One of Dynamos’ greatest strikers, David George, also a coach from Glen Norah, said Ntini had a free spirit and was very cheerful and made football the beautiful game it is.
“He made football exciting, very outspoken and his interviews with the media revealed an interesting character in him that we will never get to see again. We are saddened that we have lost one of us and our deepest condolences to his family,” George said.
Former Shooting Stars chairman Lewis Matindife said Ntini had the ability to convince players to play for his side even in the absence of signing-on fees at the height of financial problems.
“We are saddened by the death of our former coach. We worked with him from 2006-2008 where he inherited the team from the late Zambian coach Keegan Mumba and he managed to take us into the top four in 2007 before he went back to CAPS United.
“We worked very well with him even when things were not looking so good for us. We inherited a group of quality players such as Elliot Matsika, Mtshumayeli Moyo, Clive Mwale and managed to sign them without signing-on fees,” said Matindife.
“It’s not normal to see someone who can work without pay but Gishon Ntini could do that; he would always work and wait for the money to come in the near future.”
Ntini was coaching Botswana second-league side Santos at the time of his death.

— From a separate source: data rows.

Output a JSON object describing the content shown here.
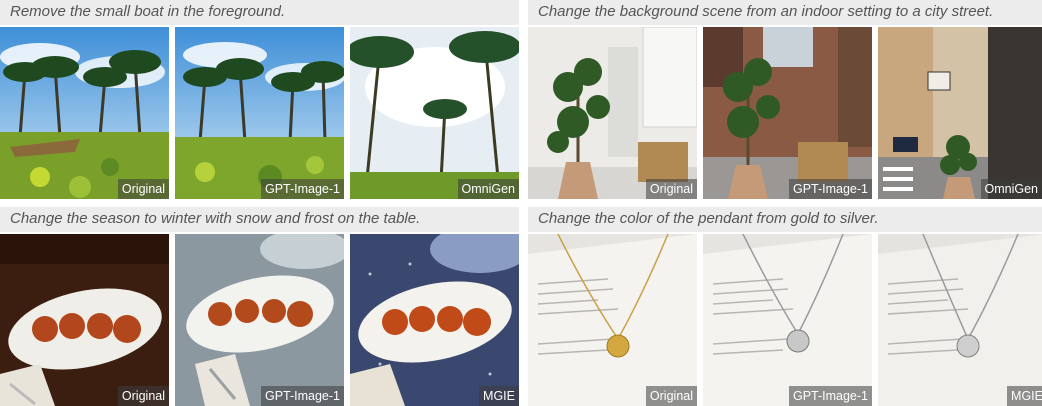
{
  "panels": [
    {
      "caption": "Remove the small boat in the foreground.",
      "labels": [
        "Original",
        "GPT-Image-1",
        "OmniGen"
      ]
    },
    {
      "caption": "Change the background scene from an indoor setting to a city street.",
      "labels": [
        "Original",
        "GPT-Image-1",
        "OmniGen"
      ]
    },
    {
      "caption": "Change the season to winter with snow and frost on the table.",
      "labels": [
        "Original",
        "GPT-Image-1",
        "MGIE"
      ]
    },
    {
      "caption": "Change the color of the pendant from gold to silver.",
      "labels": [
        "Original",
        "GPT-Image-1",
        "MGIE"
      ]
    }
  ]
}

But his club allegedly dumped him at Ramokgwebana border when his health deteriorated.
Ntini had been taken to a hospital in Botswana after he collapsed but for two weeks he could not be treated because the authorities insisted on seeing his work permit and when the club availed it, they further requested his citizenship.
According to relatives, his club hired an open truck and drove him to Ramokgwebana and ‘‘dumped’’ him there.
He was assisted to cross to the Zimbabwean side where he handed over his passport to an immigration officer before asking for a toilet to use but was said to have slept for ‘‘many hours’’ before the officer who had his passport remembered Ntini was yet to re-emerge to collect his documents.
The Zimbabwean immigration officer helped him secure a ‘‘lift’’ to Bulawayo where he was stranded before Harlington Shereni’s brother, whom he had miraculously met, drove him to Harare.
By then his health was failing very fast and his wife rushed him to Harare Central Hospital where they were advised to seek emergency services elsewhere.
His family drove him to Mount Darwin’s Karanda Mission Hospital where he died before emergency surgery could be performed to save his life.
Ntini leaves behind his wife Margaret, two daughters Mary, 15 and Blessing, 5 and son Gishon Jnr, 9.
“He lived his life for others; he was a helper, never discriminatory but treated each person as equals. To me he was a pillar of strength, my advisor and stood by me every time I needed a shoulder to lean on,” Margaret said of the affable coach.